Ces enfants, déjà fragilisés par le déplacement forcé causé par l’insécurité persistante, sont contraints de travailler dans des conditions extrêmement pénibles et inadaptées à leur âge.
La majorité d’entre eux sont exploités comme main-d’œuvre bon marché par des commerçants, qui les utilisent notamment pour transporter de lourdes charges, creuser ou effectuer d’autres travaux physiques dangereux.
Cette exploitation constitue une violation flagrante des droits de l’enfant et des normes nationales et internationales en matière de protection de l’enfance.
Plusieurs facteurs expliquent cette situation alarmante. D’une part, la fermeture de nombreuses écoles dans les zones touchées par les conflits armés prive ces enfants de leur droit fondamental à l’éducation.
Certaines infrastructures scolaires ont été détruites ou occupées à la suite des attaques liées à la guerre, rendant impossible la poursuite de la scolarité pour de nombreux élèves.
D’autre part, la précarité économique des familles déplacées, qui ont perdu leurs moyens de subsistance, pousse les parents à recourir au travail des enfants comme stratégie de survie.
Cette crise a également des conséquences sociales particulièrement préoccupantes, notamment pour les filles.
Plusieurs adolescentes se retrouvent exposées à des risques accrus d’exploitation sexuelle, entraînant des grossesses précoces. D’autres sont contraintes d’entrer dans des mariages précoces, souvent perçus par leurs familles comme une solution face à la pauvreté, mais qui compromettent gravement leur avenir, leur santé et leur développement.
Face à cette réalité, la FEJVN ASBL condamne fermement ces pratiques et tire la sonnette d’alarme.

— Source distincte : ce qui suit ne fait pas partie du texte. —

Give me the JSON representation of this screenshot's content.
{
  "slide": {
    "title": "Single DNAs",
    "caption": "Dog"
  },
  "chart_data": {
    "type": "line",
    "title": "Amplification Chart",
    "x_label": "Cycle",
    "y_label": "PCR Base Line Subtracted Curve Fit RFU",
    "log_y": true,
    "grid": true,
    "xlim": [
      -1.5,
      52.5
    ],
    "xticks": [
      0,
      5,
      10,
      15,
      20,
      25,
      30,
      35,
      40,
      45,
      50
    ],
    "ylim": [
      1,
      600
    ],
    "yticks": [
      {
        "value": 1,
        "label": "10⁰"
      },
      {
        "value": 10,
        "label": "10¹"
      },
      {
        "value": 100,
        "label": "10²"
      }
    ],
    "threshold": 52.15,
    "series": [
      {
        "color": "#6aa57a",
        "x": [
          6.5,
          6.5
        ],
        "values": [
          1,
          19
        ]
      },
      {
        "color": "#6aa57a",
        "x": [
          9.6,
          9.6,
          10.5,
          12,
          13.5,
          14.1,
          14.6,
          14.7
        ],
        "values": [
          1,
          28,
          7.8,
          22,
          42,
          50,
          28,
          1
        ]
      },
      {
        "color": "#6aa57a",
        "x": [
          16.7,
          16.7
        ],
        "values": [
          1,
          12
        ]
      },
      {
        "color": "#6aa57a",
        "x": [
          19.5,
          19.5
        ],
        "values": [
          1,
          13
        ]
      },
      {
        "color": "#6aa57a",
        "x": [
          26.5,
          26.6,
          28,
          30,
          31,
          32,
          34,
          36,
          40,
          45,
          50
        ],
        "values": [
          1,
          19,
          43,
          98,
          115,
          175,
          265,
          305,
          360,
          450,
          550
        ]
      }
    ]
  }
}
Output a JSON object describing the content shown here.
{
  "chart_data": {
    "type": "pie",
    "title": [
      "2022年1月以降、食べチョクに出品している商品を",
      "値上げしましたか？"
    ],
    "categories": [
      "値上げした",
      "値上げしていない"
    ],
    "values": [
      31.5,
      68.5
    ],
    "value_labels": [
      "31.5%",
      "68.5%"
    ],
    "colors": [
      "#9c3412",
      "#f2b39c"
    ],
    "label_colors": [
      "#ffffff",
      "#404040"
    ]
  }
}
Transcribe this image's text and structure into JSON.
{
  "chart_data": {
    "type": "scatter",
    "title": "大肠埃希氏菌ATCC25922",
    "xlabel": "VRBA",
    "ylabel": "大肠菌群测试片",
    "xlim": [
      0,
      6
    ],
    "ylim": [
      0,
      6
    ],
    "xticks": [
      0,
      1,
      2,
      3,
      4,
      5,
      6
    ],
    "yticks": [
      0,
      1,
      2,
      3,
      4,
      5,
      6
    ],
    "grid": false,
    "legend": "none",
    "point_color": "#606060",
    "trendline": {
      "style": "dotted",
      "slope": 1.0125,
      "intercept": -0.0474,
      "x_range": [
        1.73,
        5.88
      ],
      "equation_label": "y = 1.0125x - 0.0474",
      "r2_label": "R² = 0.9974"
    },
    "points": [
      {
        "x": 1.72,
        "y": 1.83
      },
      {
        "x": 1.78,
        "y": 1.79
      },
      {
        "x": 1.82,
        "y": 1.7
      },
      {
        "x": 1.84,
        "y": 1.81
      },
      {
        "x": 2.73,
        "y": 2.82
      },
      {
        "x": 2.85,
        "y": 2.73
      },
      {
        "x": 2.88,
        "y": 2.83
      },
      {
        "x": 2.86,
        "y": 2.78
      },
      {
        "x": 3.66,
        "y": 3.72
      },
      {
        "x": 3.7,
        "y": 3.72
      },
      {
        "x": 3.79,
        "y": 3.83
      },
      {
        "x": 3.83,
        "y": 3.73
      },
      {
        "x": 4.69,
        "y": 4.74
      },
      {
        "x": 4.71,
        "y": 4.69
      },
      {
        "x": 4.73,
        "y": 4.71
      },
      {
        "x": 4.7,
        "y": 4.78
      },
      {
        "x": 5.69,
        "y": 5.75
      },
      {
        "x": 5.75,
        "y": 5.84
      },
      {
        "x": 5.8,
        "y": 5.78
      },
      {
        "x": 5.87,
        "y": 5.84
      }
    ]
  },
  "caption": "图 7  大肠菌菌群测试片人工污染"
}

L’organisation appelle les autorités compétentes, les organisations nationales et internationales de défense des droits de l’enfant, ainsi que les partenaires humanitaires, à intervenir de toute urgence.
Elle recommande notamment le renforcement des actions de sensibilisation auprès des communautés sur les droits humains, en particulier ceux de l’enfant, la réouverture et la sécurisation des écoles, ainsi que la mise en place de programmes de soutien économique pour les familles vulnérables.
La protection de l’enfance doit être placée au cœur des priorités dans les zones affectées par les conflits.
La FEJVN ASBL insiste enfin sur la nécessité d’une mobilisation collective afin de mettre fin à l’exploitation des enfants dans les sites miniers et de garantir un avenir digne à cette génération déjà durement éprouvée par la guerre.